There’s got to be a market for people who don’t want to drink alcohol, so why don’t pubs cater for the tastes of non-drinkers? And have you found a better soft drink, even an alcohol-free wine, you can recommend?

Comments
Guest
Justin G8YTZ says:
16 November 2012

This article raises a very good point. My wife does not like alcohol but when I am out I am often driving so unable to drink any alcohol. We also don’t like sugary “soft” drinks much. Of all the non-alcoholic drinks, beer is currently the best tasting option, but whenever I ask for a non-alcoholic beer in a pub, I more than likely get a look to suggest that I am probably overdue for my next visit to the shrink!

But there would seem to be a big market out there for an alternative, but where would this market come from? Would growth in this segment decimate sales of the cheap to produce, heavily promoted and very profitable sugary soft drinks they already sell?

Look at it this way… A major brewery quite some time ago realised that you can sell a paper cup of coffee for the same price as a pint of beer and which do you think is cheaper to produce and sell more of?

Justin

Guest
SaraJayne says:
16 November 2012

Yep, this is a problem. It’s got a lot to do with why I don’t frequent pubs much. I wonder how many of our closing-down pubs would benefit from better non-alcoholic selections!

Guest

The main reason that pubs are closing is that Tesco et al. are selling vast quantities of alcohol much more cheaply than pubs can. But it would be good for pubs to sell more alcohol-free and low-alcohol products, especially now that they are open so long.

Guest

I am not keen on any sweet drinks, so it’s coffee or tea for me, please. Non-alcoholic beer is keg beer at its worst.

Guest
Marianne says:
7 May 2013

Hi wavechange. How many non-alcoholic beers have you tried? Have you tried Erdinger’s non-alcoholic wheat beer? Schneider Weisse? Clausthaler? Bavaria? Jupiler? Krombacher? No? Then perhaps you should, before you dismiss non-alcoholic beer altogether. (But Beck’s Blue and Bitburger Drive should be avoided at all cost, I’ll give you that!) This country would be a right sight healthier if more non-alcoholic beers were offered in restaurants and pubs.

Guest

You are right, Marianne. I have not experimented very much. I am not very keen on the taste of wheat beer and I hate fizzy drinks since I was a kid, which means that lagers do not appeal to me.

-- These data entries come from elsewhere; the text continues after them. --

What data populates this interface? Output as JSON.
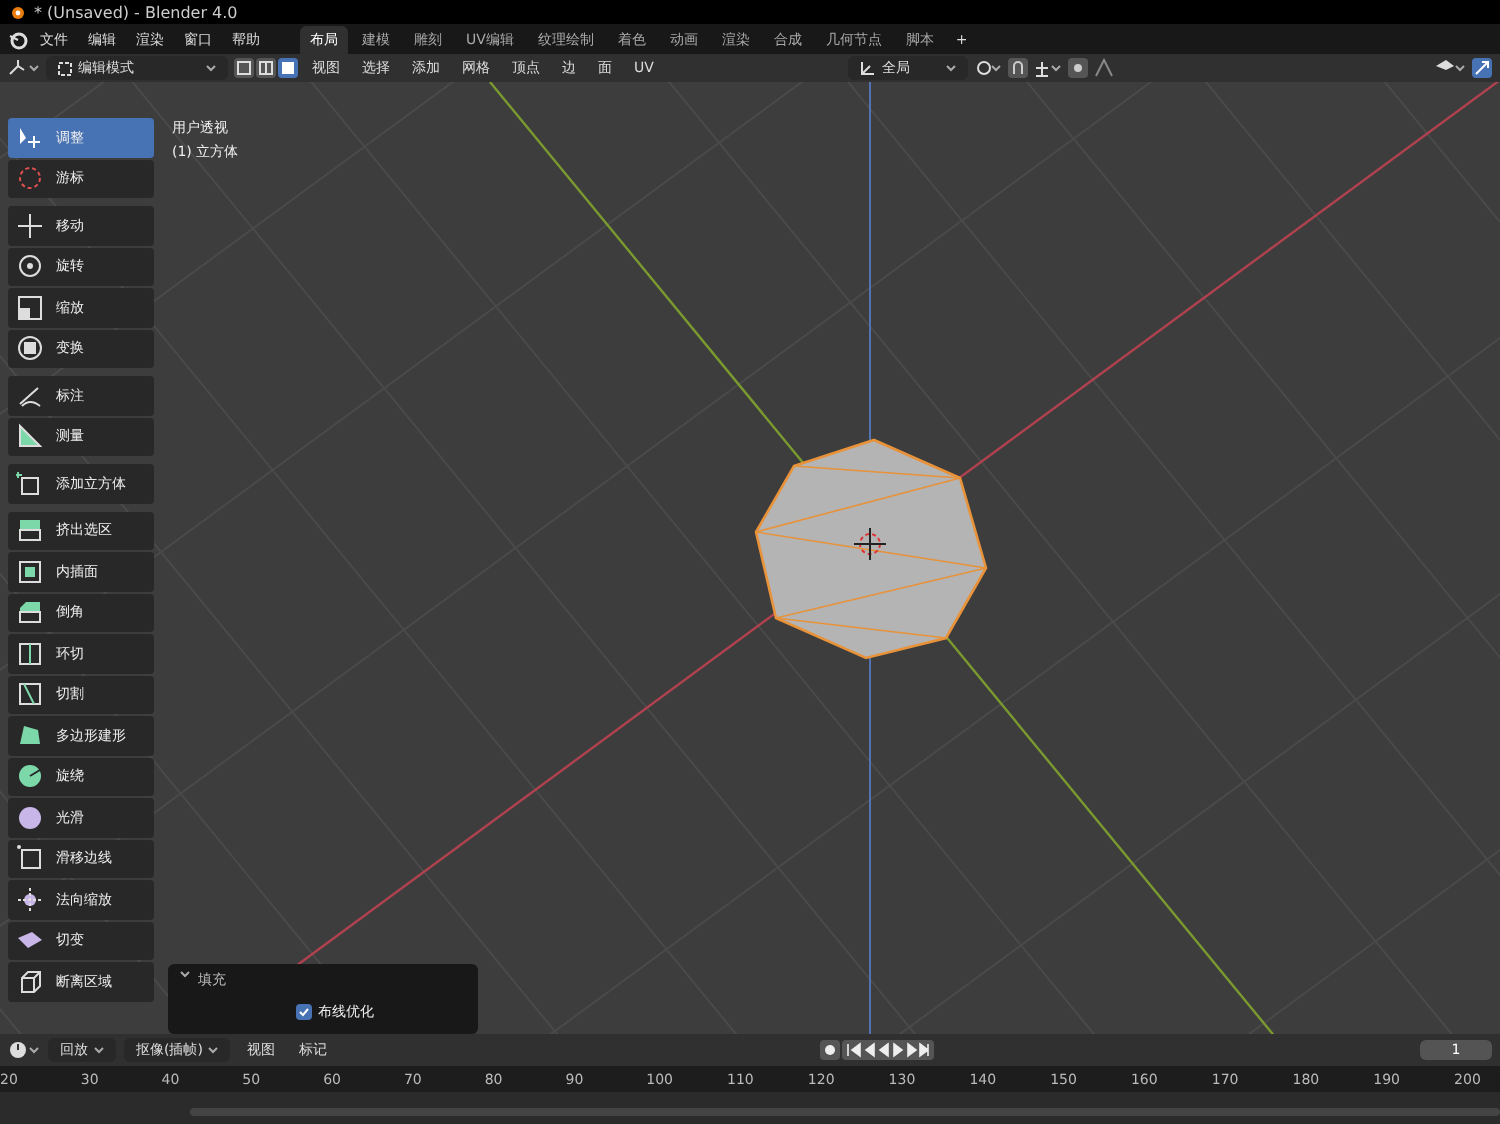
{
  "window": {
    "title": "* (Unsaved) - Blender 4.0"
  },
  "menu": [
    "文件",
    "编辑",
    "渲染",
    "窗口",
    "帮助"
  ],
  "workspaces": [
    {
      "label": "布局",
      "selected": true
    },
    {
      "label": "建模",
      "selected": false
    },
    {
      "label": "雕刻",
      "selected": false
    },
    {
      "label": "UV编辑",
      "selected": false
    },
    {
      "label": "纹理绘制",
      "selected": false
    },
    {
      "label": "着色",
      "selected": false
    },
    {
      "label": "动画",
      "selected": false
    },
    {
      "label": "渲染",
      "selected": false
    },
    {
      "label": "合成",
      "selected": false
    },
    {
      "label": "几何节点",
      "selected": false
    },
    {
      "label": "脚本",
      "selected": false
    }
  ],
  "add_workspace": "+",
  "header": {
    "mode": "编辑模式",
    "select_modes": [
      {
        "kind": "vertex",
        "selected": false
      },
      {
        "kind": "edge",
        "selected": false
      },
      {
        "kind": "face",
        "selected": true
      }
    ],
    "menus": [
      "视图",
      "选择",
      "添加",
      "网格",
      "顶点",
      "边",
      "面",
      "UV"
    ],
    "orientation": "全局"
  },
  "viewport": {
    "view_name": "用户透视",
    "object_name": "(1) 立方体"
  },
  "tools": [
    [
      {
        "label": "调整",
        "kind": "select",
        "selected": true
      },
      {
        "label": "游标",
        "kind": "cursor",
        "selected": false
      }
    ],
    [
      {
        "label": "移动",
        "kind": "move",
        "selected": false
      },
      {
        "label": "旋转",
        "kind": "rotate",
        "selected": false
      },
      {
        "label": "缩放",
        "kind": "scale",
        "selected": false
      },
      {
        "label": "变换",
        "kind": "transform",
        "selected": false
      }
    ],
    [
      {
        "label": "标注",
        "kind": "annotate",
        "selected": false
      },
      {
        "label": "测量",
        "kind": "measure",
        "selected": false
      }
    ],
    [
      {
        "label": "添加立方体",
        "kind": "cube",
        "selected": false
      }
    ],
    [
      {
        "label": "挤出选区",
        "kind": "extrude",
        "selected": false
      },
      {
        "label": "内插面",
        "kind": "inset",
        "selected": false
      },
      {
        "label": "倒角",
        "kind": "bevel",
        "selected": false
      },
      {
        "label": "环切",
        "kind": "loopcut",
        "selected": false
      },
      {
        "label": "切割",
        "kind": "knife",
        "selected": false
      },
      {
        "label": "多边形建形",
        "kind": "polybuild",
        "selected": false
      },
      {
        "label": "旋绕",
        "kind": "spin",
        "selected": false
      },
      {
        "label": "光滑",
        "kind": "smooth",
        "selected": false
      },
      {
        "label": "滑移边线",
        "kind": "slide",
        "selected": false
      },
      {
        "label": "法向缩放",
        "kind": "shrink",
        "selected": false
      },
      {
        "label": "切变",
        "kind": "shear",
        "selected": false
      },
      {
        "label": "断离区域",
        "kind": "rip",
        "selected": false
      }
    ]
  ],
  "operator_panel": {
    "title": "填充",
    "options": [
      {
        "label": "布线优化",
        "checked": true
      }
    ]
  },
  "timeline": {
    "menus": [
      "回放",
      "抠像(插帧)",
      "视图",
      "标记"
    ],
    "current_frame": "1",
    "ticks": [
      "20",
      "30",
      "40",
      "50",
      "60",
      "70",
      "80",
      "90",
      "100",
      "110",
      "120",
      "130",
      "140",
      "150",
      "160",
      "170",
      "180",
      "190",
      "200"
    ]
  }
}
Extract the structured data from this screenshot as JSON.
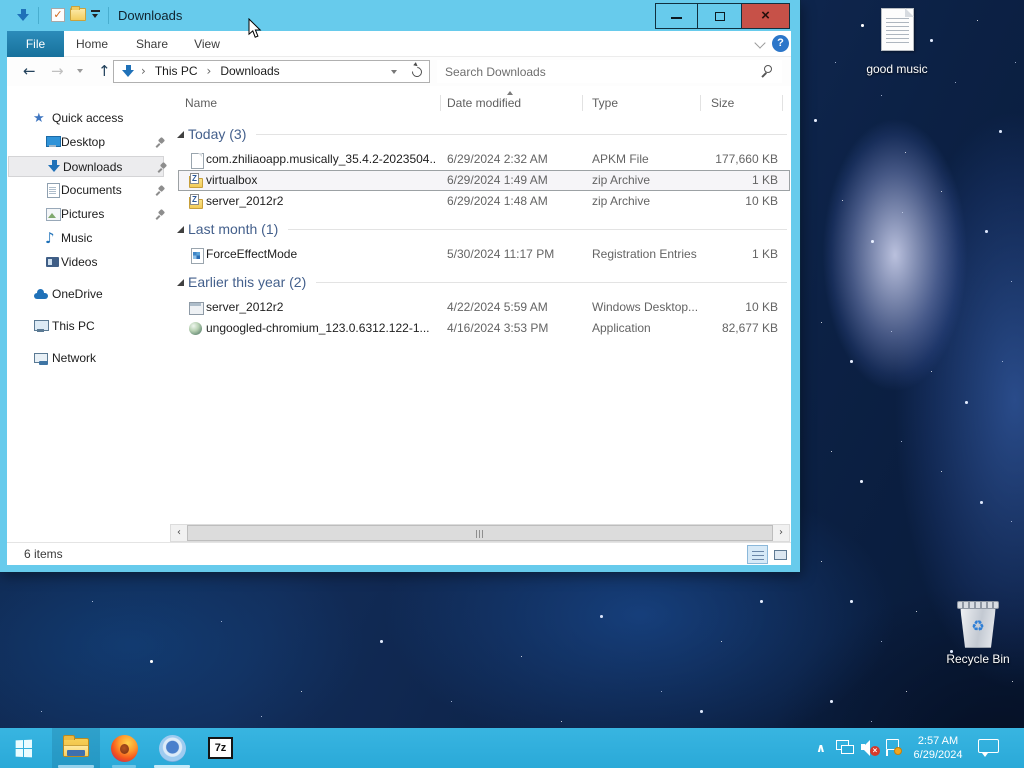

I am also not keen on importing beer, on environmental grounds. Coffee is imported, of course, but the weight involved is much smaller.

Guest

Anyone expecting non-alcoholic wine to taste like ‘wine’ is going to be disappointed. These products should be treated as drinks in their own right and approached as such. In fact, there are excellent alcohol-free wines stocked by the major supermarkets, in particular, the Fre and Ariel ranges and the Sainsburys own label wines. As for alcohol-free beer in pubs, I have found Becks Blue to be widely available (it would be great to see some more choices) and if you can tolerate a higher alcohol content (2.8%), try the Carling Zest, a really refreshing tipple.

Guest

NB: Ariel wines are available to order online but the Eisberg range can be found in supermarkets.